The Argentine seabass (Acanthistius brasilianus) is a species of seabass in the family Serranidae. It occurs on the South American continental shelf of the western Atlantic Ocean, where it used to be caught commercially for human consumption.

==Taxonomy and naming==
The Argentine seabass was first described by Georges Cuvier as part of his 22-volume work Histoire naturelle des poissons, which he wrote with Achille Valenciennes from 1828 to 1849. He originally named it Plectropoma brasilianum, though it is now considered a synonym of Acanthistius brasilianus. As a result of his participation in first voyage of HMS Beagle, Leonard Jenyns described a fish in 1840 that he named Plectropoma patachonica, and while many of the fishes he observed may have also been Argentine seabass, it is not totally clear whether P. patachonica is a true synonym of A. brasilianus.

===Etymology===
The Argentine seabass' genus name, Acanthistius, comes from the Greek akantha (ακανθα), meaning thorn and Greek, istio (ιστίο) meaning sail, which is in reference to the spines along the front of its dorsal fin. The species name, brasilianus, means "Brazilian". This is a reference to where the first specimens to be reported were caught.

==Description==
The Argentine seabass has a deep, compressed body and is covered in ctenoid scales, which are typical in teleost fishes. The dorsal profile is evenly arched and this arch is traced by the shape of the lateral line, which is covered by between 84 and 98 scales and runs from the upper margin of the operculum to the base of the caudal fin. The Argentine seabass' dorsal fin has 13 spines and 15 soft rays, while its anal fin has only 3 spines and 8 rays. They generally reach maturity when around 29 cm in length though they have been recorded to lengths of 60 cm. Individuals may weigh as much as 2.5-3 kg.

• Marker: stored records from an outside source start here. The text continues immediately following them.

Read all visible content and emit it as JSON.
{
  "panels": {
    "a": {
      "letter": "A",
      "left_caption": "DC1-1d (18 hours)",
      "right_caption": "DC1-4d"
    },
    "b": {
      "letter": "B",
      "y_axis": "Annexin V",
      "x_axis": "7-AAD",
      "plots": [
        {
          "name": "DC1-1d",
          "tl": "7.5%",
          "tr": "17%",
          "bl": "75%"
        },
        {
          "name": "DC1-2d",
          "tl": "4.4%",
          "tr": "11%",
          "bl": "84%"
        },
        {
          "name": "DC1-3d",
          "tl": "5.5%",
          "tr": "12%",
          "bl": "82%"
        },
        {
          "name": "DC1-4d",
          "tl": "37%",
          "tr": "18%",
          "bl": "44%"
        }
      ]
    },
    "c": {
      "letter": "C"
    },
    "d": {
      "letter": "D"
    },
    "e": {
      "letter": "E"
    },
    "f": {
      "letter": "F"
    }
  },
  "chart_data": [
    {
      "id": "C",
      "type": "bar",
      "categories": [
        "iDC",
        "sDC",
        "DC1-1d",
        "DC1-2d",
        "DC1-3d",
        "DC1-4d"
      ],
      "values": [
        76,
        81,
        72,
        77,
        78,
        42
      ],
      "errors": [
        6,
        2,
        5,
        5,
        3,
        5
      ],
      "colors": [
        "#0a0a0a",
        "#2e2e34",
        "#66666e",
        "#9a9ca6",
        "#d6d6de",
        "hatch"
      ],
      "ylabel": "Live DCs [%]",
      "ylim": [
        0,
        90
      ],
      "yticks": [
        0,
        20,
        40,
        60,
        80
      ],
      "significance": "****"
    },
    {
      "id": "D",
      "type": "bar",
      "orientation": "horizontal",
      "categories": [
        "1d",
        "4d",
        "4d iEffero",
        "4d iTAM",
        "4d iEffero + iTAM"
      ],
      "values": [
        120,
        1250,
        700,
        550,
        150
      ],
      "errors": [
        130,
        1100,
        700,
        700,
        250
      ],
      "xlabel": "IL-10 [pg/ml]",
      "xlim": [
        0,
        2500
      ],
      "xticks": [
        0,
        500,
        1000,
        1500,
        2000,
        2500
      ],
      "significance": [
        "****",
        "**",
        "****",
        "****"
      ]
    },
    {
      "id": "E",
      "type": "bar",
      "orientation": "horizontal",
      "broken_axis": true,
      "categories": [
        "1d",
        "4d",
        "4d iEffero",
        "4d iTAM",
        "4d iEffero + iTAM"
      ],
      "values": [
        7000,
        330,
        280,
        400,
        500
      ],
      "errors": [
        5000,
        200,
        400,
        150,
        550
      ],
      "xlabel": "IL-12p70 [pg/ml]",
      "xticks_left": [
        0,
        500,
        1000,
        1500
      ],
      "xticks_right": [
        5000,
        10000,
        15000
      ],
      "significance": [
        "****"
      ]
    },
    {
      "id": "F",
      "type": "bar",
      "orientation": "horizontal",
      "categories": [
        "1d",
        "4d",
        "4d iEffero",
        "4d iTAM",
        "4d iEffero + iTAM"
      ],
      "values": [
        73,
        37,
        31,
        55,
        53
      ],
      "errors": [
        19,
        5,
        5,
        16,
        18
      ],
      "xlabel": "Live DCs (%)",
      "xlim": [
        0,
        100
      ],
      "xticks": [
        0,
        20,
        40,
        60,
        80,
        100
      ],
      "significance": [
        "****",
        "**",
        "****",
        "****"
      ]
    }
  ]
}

==Distribution and habitat==
The Argentine seabass is a rare species, found only in the southwestern Atlantic Ocean, along the coasts of Argentina, Uruguay, and Brazil. They generally inhabit cold waters along the South American continental shelf, but also form a component of some subtropical reef communities, especially rocky reefs and outcrops. Typically marine (they may be rarely encountered in brackish waters), Argentine seabass have been reported at depths from 15 m to 60 m.

Argentine seabass are known to prey upon crabs and small fish. They are in turn eaten by predators such as the Imperial shag.

==Relationship with humans==
Argentine seabass are consumed by humans, typically being caught off Argentina and, to a lesser extent, Uruguay. Their meat is generally marketed fresh, frozen or filleted, and 10,000 - 15,000 tonnes were caught annually in the early 2000s. It is not known whether the Argentine seabass is experiencing any major environmental threats, and the overall population trend for this species is unknown. It is classified as Data Deficient by the IUCN.

There are no special regulations concerning the Argentine seabass, though the best harvesting season is from August to March. The species also occurs in a number of marine protected areas. In addition to commercial fishery, the Argentine seabass is also caught by anglers and is typically eaten fried or grilled.